To come to the mark scheme, increasing the flow rate of the water and raising the height of the tank above the paddle will result in more potential energy per second (power) lost by the water, but the wheel turning faster does not necessarily equate to this power. The design of the paddle, number and size of the blades are complex factors that would affect the efficiency of the arrangement, but as it isn't doing any work then it has zero efficiency anyway.
To make this question work then the paddle should have been shown driving a small model generator connected to a filament lamp. Increasing the flow rate of the water would then make the lamp glow brighter, but the effect of messing about with the paddles would be very uncertain.
So this question is deeply flawed and should not have got into the test. Clearly success or failure on the question does not validly indicate scientific understanding. A really bright student would have written 'this is a bum question' and got no marks for their correct answer!
So this does not inspire confidence in TIMMS.
I invite other subject specialists to compare PISA and TIMMS in their subject areas.
Like Henry Stewart and many other contributors to LSN, I deplore the constant denigration of teachers and comprehensive schools by Gove. But this does not mean Gove is wrong about declining standards.

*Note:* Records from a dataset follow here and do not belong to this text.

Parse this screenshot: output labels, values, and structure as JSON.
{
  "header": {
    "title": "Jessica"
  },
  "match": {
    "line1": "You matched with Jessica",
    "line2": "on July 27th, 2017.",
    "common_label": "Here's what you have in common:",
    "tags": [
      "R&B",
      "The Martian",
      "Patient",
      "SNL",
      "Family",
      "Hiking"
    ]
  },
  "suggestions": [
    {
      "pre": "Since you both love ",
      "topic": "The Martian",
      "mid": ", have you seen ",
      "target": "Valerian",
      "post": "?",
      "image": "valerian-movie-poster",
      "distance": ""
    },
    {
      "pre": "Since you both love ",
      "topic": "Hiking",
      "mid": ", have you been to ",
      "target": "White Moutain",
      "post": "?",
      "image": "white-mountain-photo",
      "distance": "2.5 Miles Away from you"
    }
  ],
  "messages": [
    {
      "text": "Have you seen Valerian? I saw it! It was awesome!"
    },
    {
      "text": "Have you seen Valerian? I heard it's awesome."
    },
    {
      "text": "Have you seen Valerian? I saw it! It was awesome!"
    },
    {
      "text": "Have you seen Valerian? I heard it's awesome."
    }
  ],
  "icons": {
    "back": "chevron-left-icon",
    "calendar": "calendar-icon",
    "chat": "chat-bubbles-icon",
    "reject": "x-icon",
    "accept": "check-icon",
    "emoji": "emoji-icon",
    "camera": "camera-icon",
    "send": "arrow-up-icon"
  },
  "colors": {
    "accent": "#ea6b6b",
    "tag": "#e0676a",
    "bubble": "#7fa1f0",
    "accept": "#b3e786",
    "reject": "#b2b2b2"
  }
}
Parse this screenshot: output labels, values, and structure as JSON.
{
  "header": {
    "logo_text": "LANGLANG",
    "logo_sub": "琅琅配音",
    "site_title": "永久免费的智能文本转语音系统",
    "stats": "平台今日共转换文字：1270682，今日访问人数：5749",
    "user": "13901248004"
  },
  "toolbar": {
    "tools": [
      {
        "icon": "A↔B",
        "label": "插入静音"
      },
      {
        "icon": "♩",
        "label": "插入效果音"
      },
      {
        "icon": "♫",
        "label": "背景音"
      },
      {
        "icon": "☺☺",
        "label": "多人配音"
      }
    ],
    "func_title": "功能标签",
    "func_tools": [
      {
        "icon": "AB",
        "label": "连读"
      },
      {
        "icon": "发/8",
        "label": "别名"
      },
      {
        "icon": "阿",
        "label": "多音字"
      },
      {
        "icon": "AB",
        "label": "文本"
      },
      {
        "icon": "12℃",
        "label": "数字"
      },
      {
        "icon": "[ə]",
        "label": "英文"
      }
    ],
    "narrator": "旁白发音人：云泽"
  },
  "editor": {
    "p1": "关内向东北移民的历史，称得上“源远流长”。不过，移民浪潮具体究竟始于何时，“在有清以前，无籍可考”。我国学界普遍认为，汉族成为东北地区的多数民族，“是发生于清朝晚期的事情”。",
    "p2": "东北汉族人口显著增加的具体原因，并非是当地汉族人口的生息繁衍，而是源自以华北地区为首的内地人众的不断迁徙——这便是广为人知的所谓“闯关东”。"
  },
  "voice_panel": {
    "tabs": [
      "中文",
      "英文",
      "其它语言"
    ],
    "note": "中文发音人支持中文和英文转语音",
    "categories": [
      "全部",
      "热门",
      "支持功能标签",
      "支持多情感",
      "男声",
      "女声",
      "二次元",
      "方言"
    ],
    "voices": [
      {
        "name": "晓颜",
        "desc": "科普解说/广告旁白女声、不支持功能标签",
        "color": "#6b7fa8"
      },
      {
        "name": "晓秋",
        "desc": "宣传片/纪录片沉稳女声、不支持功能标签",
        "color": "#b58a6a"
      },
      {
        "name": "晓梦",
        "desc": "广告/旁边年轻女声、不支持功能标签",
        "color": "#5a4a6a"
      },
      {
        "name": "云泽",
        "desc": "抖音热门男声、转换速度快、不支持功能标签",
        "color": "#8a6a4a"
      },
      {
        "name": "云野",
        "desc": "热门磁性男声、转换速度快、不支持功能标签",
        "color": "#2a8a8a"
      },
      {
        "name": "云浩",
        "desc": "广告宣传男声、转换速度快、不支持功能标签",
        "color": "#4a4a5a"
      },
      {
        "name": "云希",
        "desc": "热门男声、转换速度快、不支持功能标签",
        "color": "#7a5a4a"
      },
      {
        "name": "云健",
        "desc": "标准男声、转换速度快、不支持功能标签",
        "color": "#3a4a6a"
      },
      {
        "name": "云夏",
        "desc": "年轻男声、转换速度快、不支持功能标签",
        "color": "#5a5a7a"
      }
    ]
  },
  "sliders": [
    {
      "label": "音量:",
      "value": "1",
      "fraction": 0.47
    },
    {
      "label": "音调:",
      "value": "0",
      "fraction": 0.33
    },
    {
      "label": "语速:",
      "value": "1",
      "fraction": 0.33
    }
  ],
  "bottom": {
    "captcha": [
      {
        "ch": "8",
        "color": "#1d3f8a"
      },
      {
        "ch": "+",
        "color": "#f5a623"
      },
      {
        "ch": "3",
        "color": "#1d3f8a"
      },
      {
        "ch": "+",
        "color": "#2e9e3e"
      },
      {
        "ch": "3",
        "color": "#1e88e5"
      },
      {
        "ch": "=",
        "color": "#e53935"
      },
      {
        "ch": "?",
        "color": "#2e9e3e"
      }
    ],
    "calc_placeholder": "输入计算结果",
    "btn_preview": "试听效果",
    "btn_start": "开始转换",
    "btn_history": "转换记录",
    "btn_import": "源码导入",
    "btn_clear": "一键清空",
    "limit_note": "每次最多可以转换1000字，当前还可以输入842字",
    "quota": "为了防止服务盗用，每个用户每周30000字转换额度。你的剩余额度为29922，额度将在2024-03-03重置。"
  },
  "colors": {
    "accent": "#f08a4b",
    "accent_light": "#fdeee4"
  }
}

The point is the decline is not the fault of schools, but of the league table driven, marketised competitive system in which schools are compelled to operate.
The main causes of the decline in understanding across the full ability range are: high stakes concentration on some levels and grades at the expense of the rest; resort to behaviourist cramming teaching methods and general curriculum degradation through substituting time filling easy vocational studies for learning that stimulates cognitive development.
Most on LSN accept that these negative developments have taken place, but appear to be denying they have caused any damage.
The English education system is seriously broken and I agree with Fiona Millar and Henry Stewart that Stephen Twigg's latest proposals would go a long way towards addressing some of the problems. However they do not address the core problem - the competitive customer/provider model driven by school league tables that have no valid connection to school quality
Until Labour addresses the core problem its educational proposals cannot be taken seriously.